The question remains: How? Yes, one must open up the BBC, but not just to new interviews from the edges and new programs aimed at the disengaged but to new creators at the center. The BBC, like American news organizations, must find ways to encourage and enable not just debate but also journalism and not just within their organizations but without. The BBC should be helping many “Newses,” not just its own.
I can’t resist also sharing with you the BBC’s execution of the idea of impartiality, which was even more absurd than American media’s current practices in what they think of as balance:
And what of the journalism that we delivered? How did we interpret the BBC’s key value – impartiality? Well, on arrival we were soon taught how to handle that. In an era of neatly polarised Left/Right views – both domestically and internationally – it was easy to make sure that you delivered impartiality – simply by balancing interviews. A Tory minister balanced by a Labour spokesman. An industrialist with a union leader. An American foreign affairs expert with a CND activist.

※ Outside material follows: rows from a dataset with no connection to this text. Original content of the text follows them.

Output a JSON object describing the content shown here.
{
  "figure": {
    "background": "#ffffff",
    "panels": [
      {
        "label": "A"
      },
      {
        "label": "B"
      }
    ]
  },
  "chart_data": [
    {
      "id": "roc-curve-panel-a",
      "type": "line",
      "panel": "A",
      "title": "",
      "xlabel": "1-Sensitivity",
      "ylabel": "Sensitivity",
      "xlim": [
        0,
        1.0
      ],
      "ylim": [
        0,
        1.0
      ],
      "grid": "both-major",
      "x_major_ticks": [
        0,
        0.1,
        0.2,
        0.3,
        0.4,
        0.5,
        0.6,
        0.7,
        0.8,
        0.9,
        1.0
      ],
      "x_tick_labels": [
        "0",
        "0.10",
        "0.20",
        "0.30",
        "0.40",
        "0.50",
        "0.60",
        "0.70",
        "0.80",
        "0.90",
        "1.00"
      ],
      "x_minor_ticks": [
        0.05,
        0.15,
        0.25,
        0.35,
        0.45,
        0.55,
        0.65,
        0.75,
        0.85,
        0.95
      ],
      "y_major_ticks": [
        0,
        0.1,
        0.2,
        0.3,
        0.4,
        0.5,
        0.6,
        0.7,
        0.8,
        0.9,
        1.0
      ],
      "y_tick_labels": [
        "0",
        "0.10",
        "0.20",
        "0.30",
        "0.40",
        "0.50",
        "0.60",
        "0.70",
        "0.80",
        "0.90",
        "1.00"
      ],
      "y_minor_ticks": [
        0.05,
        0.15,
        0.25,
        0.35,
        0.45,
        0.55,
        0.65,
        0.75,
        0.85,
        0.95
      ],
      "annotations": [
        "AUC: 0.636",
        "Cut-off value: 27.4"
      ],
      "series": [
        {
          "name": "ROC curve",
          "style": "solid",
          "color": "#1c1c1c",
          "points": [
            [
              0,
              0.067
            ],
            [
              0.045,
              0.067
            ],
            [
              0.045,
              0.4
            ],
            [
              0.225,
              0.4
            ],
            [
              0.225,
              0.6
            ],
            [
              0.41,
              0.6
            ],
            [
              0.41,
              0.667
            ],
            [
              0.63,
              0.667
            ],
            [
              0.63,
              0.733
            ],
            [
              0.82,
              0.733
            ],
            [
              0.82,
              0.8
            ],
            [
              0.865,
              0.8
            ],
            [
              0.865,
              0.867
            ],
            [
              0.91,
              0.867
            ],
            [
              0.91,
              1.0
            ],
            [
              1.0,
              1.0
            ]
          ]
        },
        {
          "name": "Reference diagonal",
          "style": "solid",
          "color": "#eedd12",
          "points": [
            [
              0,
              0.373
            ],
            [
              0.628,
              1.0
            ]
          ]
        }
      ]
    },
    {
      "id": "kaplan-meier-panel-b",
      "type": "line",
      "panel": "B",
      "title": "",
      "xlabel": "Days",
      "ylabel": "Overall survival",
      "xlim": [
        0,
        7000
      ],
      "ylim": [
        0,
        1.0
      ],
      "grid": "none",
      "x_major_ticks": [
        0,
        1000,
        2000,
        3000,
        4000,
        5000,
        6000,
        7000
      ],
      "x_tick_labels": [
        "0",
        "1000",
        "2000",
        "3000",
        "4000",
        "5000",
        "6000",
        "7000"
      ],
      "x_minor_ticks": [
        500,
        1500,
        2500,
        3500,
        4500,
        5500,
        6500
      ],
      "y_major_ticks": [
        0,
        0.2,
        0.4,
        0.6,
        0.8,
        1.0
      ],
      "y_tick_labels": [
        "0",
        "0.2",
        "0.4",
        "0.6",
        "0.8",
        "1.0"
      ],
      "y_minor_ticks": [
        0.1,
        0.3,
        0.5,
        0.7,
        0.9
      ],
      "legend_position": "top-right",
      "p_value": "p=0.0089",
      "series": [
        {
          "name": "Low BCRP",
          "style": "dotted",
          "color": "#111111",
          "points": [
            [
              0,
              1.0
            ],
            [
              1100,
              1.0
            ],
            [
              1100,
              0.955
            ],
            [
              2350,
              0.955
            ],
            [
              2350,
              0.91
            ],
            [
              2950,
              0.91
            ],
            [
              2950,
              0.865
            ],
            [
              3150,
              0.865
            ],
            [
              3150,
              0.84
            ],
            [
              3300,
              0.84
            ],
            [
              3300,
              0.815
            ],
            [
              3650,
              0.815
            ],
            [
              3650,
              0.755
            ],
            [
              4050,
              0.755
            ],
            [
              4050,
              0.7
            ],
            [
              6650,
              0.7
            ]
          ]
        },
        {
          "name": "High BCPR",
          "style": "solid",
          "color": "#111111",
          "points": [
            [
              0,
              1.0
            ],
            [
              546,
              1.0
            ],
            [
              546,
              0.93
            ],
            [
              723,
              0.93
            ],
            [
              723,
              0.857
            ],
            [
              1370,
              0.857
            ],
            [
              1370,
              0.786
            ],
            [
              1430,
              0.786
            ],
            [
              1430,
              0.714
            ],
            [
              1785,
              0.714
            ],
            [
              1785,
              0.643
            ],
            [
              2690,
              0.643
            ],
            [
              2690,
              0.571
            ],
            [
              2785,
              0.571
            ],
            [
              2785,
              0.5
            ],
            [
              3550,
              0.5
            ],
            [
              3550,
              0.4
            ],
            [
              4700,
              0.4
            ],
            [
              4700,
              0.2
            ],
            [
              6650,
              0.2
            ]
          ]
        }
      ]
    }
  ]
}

And 25 years ago we used to measure impartiality to ensure we were delivering. During election campaigns one producer had the unenviable job of running the stop watches on every political discussion. He’d have three stop watches (because at election times the Liberals or Social Democrats would be allowed on, to make up the panel). The watches would be stopped and started as each speaker began and ended. Towards the end of a discussion he’d issue instructions through the presenter’s ear-piece. “Labour needs another 45 seconds”. The presenter would seek to give the spokesman that time. Uninterrupted. After each interview the minutage would be compiled into magnificent tables that would show incontrovertibly if we were, or weren’t, being impartial. There was healthy internal editorial debate, but little examination of content and agendas from the audience’s perspective. And, apart from the relatively confined programme areas of Question Time and radio phone-ins, there was little audience involvement in our journalism.